• Friday, March 29, 2024

HEADLINE STORY

Modi suffered for 19 years, Amit Shah says a day after India’s top court exonerates ex Gujarat CM

Indian prime minister Narendra Modi and home minister Amit Shah. (Photo by RAVEENDRAN/AFP via Getty Images)

By: Shubham Ghosh

INDIAN home minister Amit Shah on Saturday (25) said prime minister Narendra Modi had “endured false allegations” linked to the 2002 riots in the western state of Gujarat of which he was the chief minister at the time for 19 years as the legal process was on.

He said this after India’s Supreme Court confirmed Modi’s exoneration.

“Modi ji endured false charges in silence for 19 years, nobody did a dharna,” Shah told news agency Asian News International in an interview. He took a dig at the opposition Indian National Congress, which has been protesting for days now over the grilling of its leader Rahul Gandhi in a corruption case.

ALSO READ: India’s top court confirms clean chit to Narendra Modi in 2002 Gujarat riots

“I have closely seen Modi ji enduring this pain, facing the allegations despite being on the side of truth and because the judicial process was underway he did not speak. Only a man with a strong heart can do this,” Shah, who has been a close aide of Modi and was also a minister in the Gujarat government during the latter’s reign, said.

“In a democracy, PM Modi presented an ideal example of how the Constitution should be respected by all political persons. Modi ji was also questioned, but nobody protested, and (BJP) workers from across the country did not gather in solidarity with Modi ji.

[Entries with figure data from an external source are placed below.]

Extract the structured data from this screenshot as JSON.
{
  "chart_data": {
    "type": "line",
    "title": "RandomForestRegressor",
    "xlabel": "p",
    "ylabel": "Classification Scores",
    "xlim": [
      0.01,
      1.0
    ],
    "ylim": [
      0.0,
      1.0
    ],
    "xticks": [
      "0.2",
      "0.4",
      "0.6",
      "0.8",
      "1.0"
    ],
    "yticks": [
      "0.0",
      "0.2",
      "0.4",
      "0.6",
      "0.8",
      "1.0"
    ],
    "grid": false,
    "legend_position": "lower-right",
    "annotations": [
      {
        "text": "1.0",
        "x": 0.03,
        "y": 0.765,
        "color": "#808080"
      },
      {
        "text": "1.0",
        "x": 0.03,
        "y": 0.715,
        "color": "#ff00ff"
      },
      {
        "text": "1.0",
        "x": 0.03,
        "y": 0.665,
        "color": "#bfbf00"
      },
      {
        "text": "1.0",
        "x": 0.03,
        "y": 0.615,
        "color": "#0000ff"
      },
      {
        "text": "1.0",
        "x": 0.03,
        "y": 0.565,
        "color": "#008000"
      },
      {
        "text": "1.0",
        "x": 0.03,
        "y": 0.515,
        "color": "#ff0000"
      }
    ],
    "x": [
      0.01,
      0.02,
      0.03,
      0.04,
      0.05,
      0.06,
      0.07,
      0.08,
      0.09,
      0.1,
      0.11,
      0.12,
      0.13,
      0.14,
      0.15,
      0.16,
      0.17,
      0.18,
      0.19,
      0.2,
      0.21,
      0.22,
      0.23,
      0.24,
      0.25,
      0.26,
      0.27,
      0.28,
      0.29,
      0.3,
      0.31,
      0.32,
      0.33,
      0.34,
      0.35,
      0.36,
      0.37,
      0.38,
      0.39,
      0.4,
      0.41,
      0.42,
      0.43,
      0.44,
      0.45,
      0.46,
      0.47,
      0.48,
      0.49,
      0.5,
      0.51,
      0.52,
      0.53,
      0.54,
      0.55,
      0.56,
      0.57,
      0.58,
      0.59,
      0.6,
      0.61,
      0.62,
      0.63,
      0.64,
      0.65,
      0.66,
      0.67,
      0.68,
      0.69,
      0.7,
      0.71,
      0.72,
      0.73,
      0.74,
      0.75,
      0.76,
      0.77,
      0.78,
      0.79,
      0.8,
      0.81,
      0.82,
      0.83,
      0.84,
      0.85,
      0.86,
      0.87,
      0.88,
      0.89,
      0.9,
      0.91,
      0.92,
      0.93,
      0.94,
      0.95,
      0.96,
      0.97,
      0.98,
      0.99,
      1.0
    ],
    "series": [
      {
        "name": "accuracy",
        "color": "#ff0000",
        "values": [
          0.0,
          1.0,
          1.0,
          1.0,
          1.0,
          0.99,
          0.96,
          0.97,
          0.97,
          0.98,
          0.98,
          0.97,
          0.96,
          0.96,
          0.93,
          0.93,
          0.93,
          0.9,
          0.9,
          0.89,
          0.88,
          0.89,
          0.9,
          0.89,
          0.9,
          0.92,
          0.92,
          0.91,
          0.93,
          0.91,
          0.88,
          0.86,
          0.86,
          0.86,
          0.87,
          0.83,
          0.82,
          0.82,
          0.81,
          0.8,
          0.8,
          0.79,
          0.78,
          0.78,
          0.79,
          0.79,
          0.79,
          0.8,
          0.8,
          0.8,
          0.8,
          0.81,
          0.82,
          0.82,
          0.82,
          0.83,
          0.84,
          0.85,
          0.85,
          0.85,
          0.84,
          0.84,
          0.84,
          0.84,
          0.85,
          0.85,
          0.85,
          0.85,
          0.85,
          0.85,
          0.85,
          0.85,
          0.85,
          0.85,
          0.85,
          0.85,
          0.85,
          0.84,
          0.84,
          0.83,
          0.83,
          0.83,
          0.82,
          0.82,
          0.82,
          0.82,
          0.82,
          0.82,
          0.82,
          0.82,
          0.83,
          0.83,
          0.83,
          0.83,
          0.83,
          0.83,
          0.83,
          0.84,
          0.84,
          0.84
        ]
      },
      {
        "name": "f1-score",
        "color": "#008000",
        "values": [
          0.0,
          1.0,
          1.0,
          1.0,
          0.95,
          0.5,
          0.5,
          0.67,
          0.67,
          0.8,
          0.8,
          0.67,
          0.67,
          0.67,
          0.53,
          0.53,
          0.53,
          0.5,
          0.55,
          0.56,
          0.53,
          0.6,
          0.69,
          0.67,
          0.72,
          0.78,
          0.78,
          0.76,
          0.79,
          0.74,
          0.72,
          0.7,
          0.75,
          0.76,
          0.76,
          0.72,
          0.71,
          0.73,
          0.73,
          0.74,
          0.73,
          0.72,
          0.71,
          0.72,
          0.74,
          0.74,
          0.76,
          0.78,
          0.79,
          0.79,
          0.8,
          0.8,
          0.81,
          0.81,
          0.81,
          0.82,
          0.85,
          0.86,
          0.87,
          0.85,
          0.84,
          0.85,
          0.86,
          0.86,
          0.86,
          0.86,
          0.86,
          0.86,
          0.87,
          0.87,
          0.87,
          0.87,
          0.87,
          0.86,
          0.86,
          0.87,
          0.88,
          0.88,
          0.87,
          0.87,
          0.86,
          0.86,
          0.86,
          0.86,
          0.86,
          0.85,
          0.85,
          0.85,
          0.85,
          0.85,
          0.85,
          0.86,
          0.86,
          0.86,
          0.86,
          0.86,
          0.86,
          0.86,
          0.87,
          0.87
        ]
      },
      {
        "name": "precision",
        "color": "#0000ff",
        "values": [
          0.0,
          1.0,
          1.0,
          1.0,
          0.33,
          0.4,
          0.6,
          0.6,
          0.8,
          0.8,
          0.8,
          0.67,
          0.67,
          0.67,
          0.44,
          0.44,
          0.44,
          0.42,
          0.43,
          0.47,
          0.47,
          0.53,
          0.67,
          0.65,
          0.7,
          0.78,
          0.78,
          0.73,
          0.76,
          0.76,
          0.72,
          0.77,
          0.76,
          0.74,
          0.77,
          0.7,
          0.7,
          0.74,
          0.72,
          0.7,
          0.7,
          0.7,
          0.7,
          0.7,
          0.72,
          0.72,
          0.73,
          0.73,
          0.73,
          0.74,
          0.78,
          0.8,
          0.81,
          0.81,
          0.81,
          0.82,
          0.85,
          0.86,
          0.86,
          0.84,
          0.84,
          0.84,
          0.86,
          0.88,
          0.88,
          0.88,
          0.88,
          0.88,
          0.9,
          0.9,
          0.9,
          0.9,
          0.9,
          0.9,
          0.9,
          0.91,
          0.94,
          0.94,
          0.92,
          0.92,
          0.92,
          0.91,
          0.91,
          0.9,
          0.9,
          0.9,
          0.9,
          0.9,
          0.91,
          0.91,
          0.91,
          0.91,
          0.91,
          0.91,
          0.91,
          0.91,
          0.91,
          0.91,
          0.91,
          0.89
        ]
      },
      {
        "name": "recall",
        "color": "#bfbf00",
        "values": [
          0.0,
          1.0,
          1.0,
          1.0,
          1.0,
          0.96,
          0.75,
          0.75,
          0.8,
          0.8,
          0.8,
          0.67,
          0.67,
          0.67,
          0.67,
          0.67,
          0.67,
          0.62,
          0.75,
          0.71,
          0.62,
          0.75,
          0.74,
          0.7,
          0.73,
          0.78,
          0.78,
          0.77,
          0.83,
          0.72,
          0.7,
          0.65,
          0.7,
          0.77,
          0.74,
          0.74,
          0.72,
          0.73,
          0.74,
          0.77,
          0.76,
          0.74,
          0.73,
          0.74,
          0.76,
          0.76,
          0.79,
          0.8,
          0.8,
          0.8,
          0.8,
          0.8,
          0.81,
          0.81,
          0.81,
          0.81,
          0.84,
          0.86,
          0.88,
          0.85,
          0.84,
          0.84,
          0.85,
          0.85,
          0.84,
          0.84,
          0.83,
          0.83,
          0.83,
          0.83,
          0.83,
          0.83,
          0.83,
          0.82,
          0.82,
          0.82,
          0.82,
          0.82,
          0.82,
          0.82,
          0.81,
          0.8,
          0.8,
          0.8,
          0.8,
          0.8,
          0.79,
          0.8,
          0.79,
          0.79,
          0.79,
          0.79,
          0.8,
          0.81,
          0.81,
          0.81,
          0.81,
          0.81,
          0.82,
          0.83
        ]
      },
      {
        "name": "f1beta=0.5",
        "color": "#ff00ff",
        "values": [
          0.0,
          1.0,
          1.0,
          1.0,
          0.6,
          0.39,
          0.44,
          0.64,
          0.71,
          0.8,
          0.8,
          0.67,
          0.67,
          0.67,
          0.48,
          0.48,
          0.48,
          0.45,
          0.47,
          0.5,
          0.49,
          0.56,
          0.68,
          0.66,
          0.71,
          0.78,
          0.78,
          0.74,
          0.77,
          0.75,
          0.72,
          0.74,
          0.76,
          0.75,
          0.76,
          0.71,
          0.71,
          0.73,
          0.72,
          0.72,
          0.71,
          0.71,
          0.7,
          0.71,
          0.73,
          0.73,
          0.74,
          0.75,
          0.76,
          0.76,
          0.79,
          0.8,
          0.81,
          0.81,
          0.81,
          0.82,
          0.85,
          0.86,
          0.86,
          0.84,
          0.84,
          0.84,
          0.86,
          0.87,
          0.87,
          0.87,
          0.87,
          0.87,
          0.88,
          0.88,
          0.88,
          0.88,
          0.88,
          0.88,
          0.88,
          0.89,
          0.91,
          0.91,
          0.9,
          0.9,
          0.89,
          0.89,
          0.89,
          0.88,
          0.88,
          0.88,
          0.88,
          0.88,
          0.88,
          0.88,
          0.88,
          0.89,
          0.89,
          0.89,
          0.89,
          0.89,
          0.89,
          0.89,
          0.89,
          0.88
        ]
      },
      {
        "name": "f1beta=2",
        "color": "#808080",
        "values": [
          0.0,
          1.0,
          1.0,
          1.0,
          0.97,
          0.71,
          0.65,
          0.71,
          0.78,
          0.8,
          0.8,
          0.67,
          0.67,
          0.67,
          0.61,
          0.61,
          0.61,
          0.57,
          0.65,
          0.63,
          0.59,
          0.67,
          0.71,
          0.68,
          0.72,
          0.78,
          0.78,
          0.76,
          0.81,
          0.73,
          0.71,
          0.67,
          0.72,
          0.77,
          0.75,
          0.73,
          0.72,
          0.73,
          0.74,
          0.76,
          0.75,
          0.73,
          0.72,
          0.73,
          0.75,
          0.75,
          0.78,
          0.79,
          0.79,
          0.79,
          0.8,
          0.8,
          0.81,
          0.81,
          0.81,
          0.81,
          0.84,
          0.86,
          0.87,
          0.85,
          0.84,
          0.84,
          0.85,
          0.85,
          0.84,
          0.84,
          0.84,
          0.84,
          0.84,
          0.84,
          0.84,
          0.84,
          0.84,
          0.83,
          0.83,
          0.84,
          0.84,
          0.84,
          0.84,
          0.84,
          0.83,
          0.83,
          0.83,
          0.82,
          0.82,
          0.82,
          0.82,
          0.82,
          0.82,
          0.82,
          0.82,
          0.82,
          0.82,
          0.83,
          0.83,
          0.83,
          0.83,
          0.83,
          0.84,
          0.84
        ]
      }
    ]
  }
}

We cooperated with the law. I was also arrested. There was no protest or demonstration,” he said.

Shah also denied that there was a delay on part of the government of Gujarat in calling in the armed forces to deal with the riots that broke out just months after Modi took over the reins. He noted that KPS Gill, former chief of Punjab Police, had called the state government’s response as “prompt and neutral”.

He drew a parallel with the anti-Sikh riots that broke out in Delhi in 1984 after the assassination of former Indian prime minister Indira Gandhi by her own Sikh bodyguards and said “nothing was done for three days” even after the killing of several Sikhs.

“The Gujarat government did not delay in anything. When the Gujarat Bandh was declared, we called the Army. The Army needed some time to reach. There was not even a day’s delay by the Gujarat government and this was also appreciated by the court,” the 57-year-old leader said.

An appeal against a clearance to Modi in the case by the widow of a Congress parliamentarian killed in the 2002 violence is “devoid of merits” and filed “to keep the pot boiling”, the top court said on Friday (24), dismissing a petition filed by Zakia Jafri, wife of Ehsan Jafri, who was among 68 people killed during the riots in which Muslims were allegedly targeted.